Pressure mounts for Green Bay
KIRKLAND, Wash. – At a time of year when the heat gets turned up on NFL players and coaches, the NFC’s recent participants have been an acupuncturist’s dream in terms of pressure points.
There were, of course, the 2005 Seattle Seahawks, who entered that postseason with not only a No. 1 seed but also the baggage of not having won a playoff game in 21 years.
The 2006 Chicago Bears welcomed the Seahawks into town while carrying the weight of three consecutive home losses in 16 years of playoff futility.
This year’s candidates for the Marty Schottenheimer Award of Playoff Underachievement may well be the Green Bay Packers.
After winning their first 13 home playoff games, the Packers have struggled in recent years. The Atlanta Falcons ended Green Bay’s 66-year unbeaten home streak in a 2002 wild-card game, the Packers barely beat the Seahawks at Lambeau Field the following year, and the Minnesota Vikings won a playoff game on the frozen tundra after the 2004 season.
Since Mike Holmgren led the Packers to a win at San Francisco in the 1997 NFC Championship game, the Packers are 2-6 in postseason games. During that span, quarterback Brett Favre has a pedestrian passer rating of 74.2, almost 18 points less than the rating he posted over his first 12 NFL playoff games.
Despite the recent past, Favre and the Packers aren’t heading into Saturday’s game against the Seahawks feeling like they have the weight of the world on their shoulders.
“There’s always a lot of pressure, and I don’t feel any added pressure,” Favre said in a conference call with Seattle reporters on Tuesday. “I want to win this ball game. I want to go deep in the playoffs, like I always have. But you can only do so much. And I’m going to make sure, from my standpoint, I do everything I possibly can. That’s all I can do.”
After twice considering retirement but eventually opting to return, Favre is back in a familiar spot on an NFC contender. It marks Green Bay’s first postseason appearance since 2004, when the Packers lost a wild-card game at home to Minnesota.
During the conference call, Favre provided several reasons for his decision to keep coming back, but getting another shot at the postseason was not among them.
“I didn’t wake up one day this past off-season and say, ‘I’m going back; I have to get this team back to the playoffs before I can walk away,’ ” he said. “No, it never really was about that. If I decide to come back, I want to come back and play at a level that is acceptable to me.”
Favre is one of the few experienced Packers when it comes to postseason play.

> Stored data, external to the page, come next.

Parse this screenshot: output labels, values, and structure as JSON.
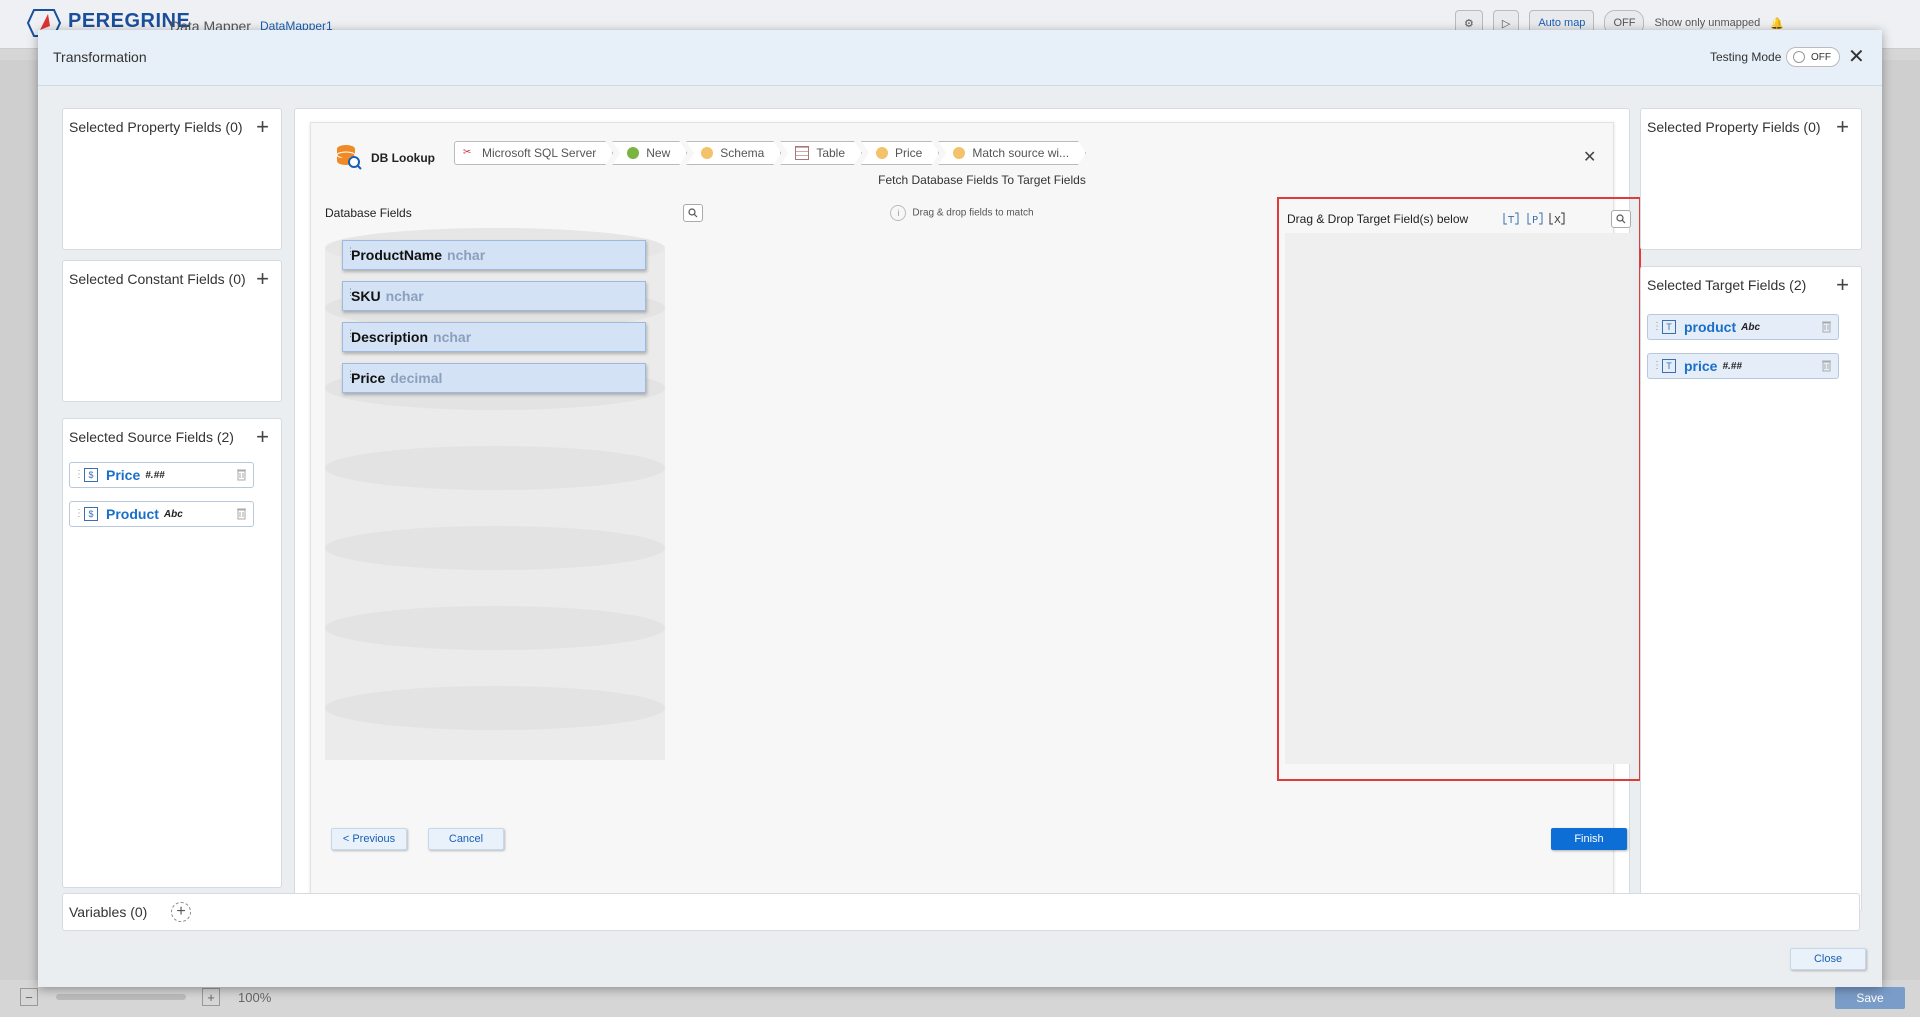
{
  "app": {
    "logo_text": "PEREGRINE",
    "app_name": "Data Mapper",
    "map_name": "DataMapper1",
    "auto_map": "Auto map",
    "toggle_off": "OFF",
    "show_unmapped": "Show only unmapped",
    "zoom": "100%",
    "save": "Save"
  },
  "modal": {
    "title": "Transformation",
    "testing_mode_label": "Testing Mode",
    "testing_mode_state": "OFF",
    "close_label": "Close"
  },
  "left": {
    "property": {
      "title": "Selected Property Fields (0)"
    },
    "constant": {
      "title": "Selected Constant Fields (0)"
    },
    "source": {
      "title": "Selected Source Fields (2)",
      "items": [
        {
          "name": "Price",
          "type": "#.##"
        },
        {
          "name": "Product",
          "type": "Abc"
        }
      ]
    }
  },
  "right": {
    "property": {
      "title": "Selected Property Fields (0)"
    },
    "target": {
      "title": "Selected Target Fields (2)",
      "items": [
        {
          "name": "product",
          "type": "Abc"
        },
        {
          "name": "price",
          "type": "#.##"
        }
      ]
    }
  },
  "wizard": {
    "title": "DB Lookup",
    "breadcrumb": [
      "Microsoft SQL Server",
      "New",
      "Schema",
      "Table",
      "Price",
      "Match source wi..."
    ],
    "subtitle": "Fetch Database Fields To Target Fields",
    "db_fields_label": "Database Fields",
    "db_fields": [
      {
        "name": "ProductName",
        "type": "nchar"
      },
      {
        "name": "SKU",
        "type": "nchar"
      },
      {
        "name": "Description",
        "type": "nchar"
      },
      {
        "name": "Price",
        "type": "decimal"
      }
    ],
    "hint": "Drag & drop fields to match",
    "target_label": "Drag & Drop Target Field(s) below",
    "previous": "< Previous",
    "cancel": "Cancel",
    "finish": "Finish"
  },
  "variables": {
    "title": "Variables (0)"
  },
  "colors": {
    "accent": "#0d6ed6",
    "highlight": "#e03b3b",
    "field_chip": "#d4e2f6"
  }
}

Only five players – Favre (20), cornerback Charles Woodson (seven), tight end Bubba Franks (five) and offensive linemen Chad Clifton and Mark Tauscher (five each) – have started more than four playoff games in their careers. Mike McCarthy is making his debut as a head coach after taking part in eight games as an assistant.
Like Favre, McCarthy brushed off the talk of added pressure this time of year.

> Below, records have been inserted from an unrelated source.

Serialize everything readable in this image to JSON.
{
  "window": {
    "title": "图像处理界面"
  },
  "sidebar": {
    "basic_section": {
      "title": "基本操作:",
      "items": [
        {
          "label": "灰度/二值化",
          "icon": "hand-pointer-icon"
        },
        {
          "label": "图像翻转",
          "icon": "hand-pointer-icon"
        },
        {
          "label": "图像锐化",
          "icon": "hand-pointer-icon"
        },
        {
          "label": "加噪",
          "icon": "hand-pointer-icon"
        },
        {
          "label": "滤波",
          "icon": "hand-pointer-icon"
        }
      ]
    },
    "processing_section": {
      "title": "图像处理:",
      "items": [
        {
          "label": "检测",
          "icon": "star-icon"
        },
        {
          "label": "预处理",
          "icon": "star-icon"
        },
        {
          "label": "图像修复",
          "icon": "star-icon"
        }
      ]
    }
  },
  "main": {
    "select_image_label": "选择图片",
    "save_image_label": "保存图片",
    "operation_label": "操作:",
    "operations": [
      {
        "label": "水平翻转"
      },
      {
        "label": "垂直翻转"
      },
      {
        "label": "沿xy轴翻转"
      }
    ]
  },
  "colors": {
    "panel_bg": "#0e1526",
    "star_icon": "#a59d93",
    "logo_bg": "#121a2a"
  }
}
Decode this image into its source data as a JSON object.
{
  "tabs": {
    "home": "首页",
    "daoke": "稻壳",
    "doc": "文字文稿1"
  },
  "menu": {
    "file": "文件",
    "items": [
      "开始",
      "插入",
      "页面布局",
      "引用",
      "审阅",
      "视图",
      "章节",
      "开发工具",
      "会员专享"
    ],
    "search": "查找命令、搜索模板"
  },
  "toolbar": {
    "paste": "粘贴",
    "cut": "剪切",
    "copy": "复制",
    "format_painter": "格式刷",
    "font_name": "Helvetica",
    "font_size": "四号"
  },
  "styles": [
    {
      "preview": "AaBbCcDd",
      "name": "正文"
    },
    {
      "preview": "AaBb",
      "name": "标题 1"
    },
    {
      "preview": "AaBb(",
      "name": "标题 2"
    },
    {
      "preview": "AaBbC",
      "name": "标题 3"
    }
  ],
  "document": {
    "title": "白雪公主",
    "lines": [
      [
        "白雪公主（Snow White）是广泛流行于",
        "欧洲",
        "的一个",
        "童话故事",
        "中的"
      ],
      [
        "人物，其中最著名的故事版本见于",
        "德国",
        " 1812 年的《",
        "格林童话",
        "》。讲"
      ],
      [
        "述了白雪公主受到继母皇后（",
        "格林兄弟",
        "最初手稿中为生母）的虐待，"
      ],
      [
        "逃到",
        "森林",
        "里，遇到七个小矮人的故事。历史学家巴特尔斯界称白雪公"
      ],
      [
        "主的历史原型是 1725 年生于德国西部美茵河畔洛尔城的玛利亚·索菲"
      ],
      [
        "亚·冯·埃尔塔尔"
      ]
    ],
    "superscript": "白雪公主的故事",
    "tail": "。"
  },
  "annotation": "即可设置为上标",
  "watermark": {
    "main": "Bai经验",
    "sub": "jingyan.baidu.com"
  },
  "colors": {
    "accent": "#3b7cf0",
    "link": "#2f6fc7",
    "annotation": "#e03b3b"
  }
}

“I’m excited,” he told Wisconsin reporters. “This is what you work for. I think coaches, as a whole, you get caught up in the process. You get caught up in the journey. Just walking in here, I’ve never given any thought to this being my first game. I’ve moved past that.”

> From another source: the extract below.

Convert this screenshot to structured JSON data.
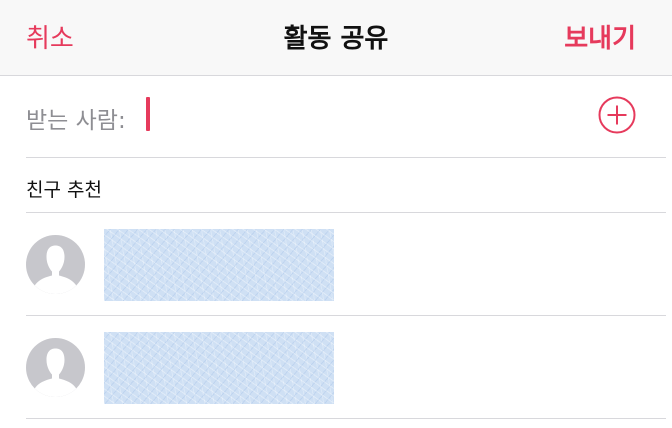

In 2005, when they were looking for their first playoff win since 1984, the Seahawks played down the pressure of their divisional-round game against Washington. But lately they’ve been more forthright about how important that game felt at the time.
Last week, quarterback Matt Hasselbeck said of the Washington game: “Super Bowl included, that was probably the game where everybody felt the most pressure.”
On Tuesday, wide receiver Bobby Engram admitted how big that game seemed at the time.
“You just kind of felt the weight of the whole organization,” Engram said. “You wanted to get that goose egg off. It had been years since they’d won a playoff game, and you wanted to be the first team to do it.
“There might be added pressure, but you look at it as a challenge as well.”
The Packers, who haven’t had a playoff bye since Holmgren coached them in 1998, aren’t looking at Saturday’s game as a pressure cooker.
“I have all the confidence in the world that we’ll be ready to go,” McCarthy said.
The Seahawks wouldn’t have it any other way.
“As a football player, you live for these kinds of moments,” defensive back Jordan Babineaux said. “It’s Round 2 of the playoffs, and you’re going against one of the greatest quarterbacks ever. It’s going to be a real challenge for us.”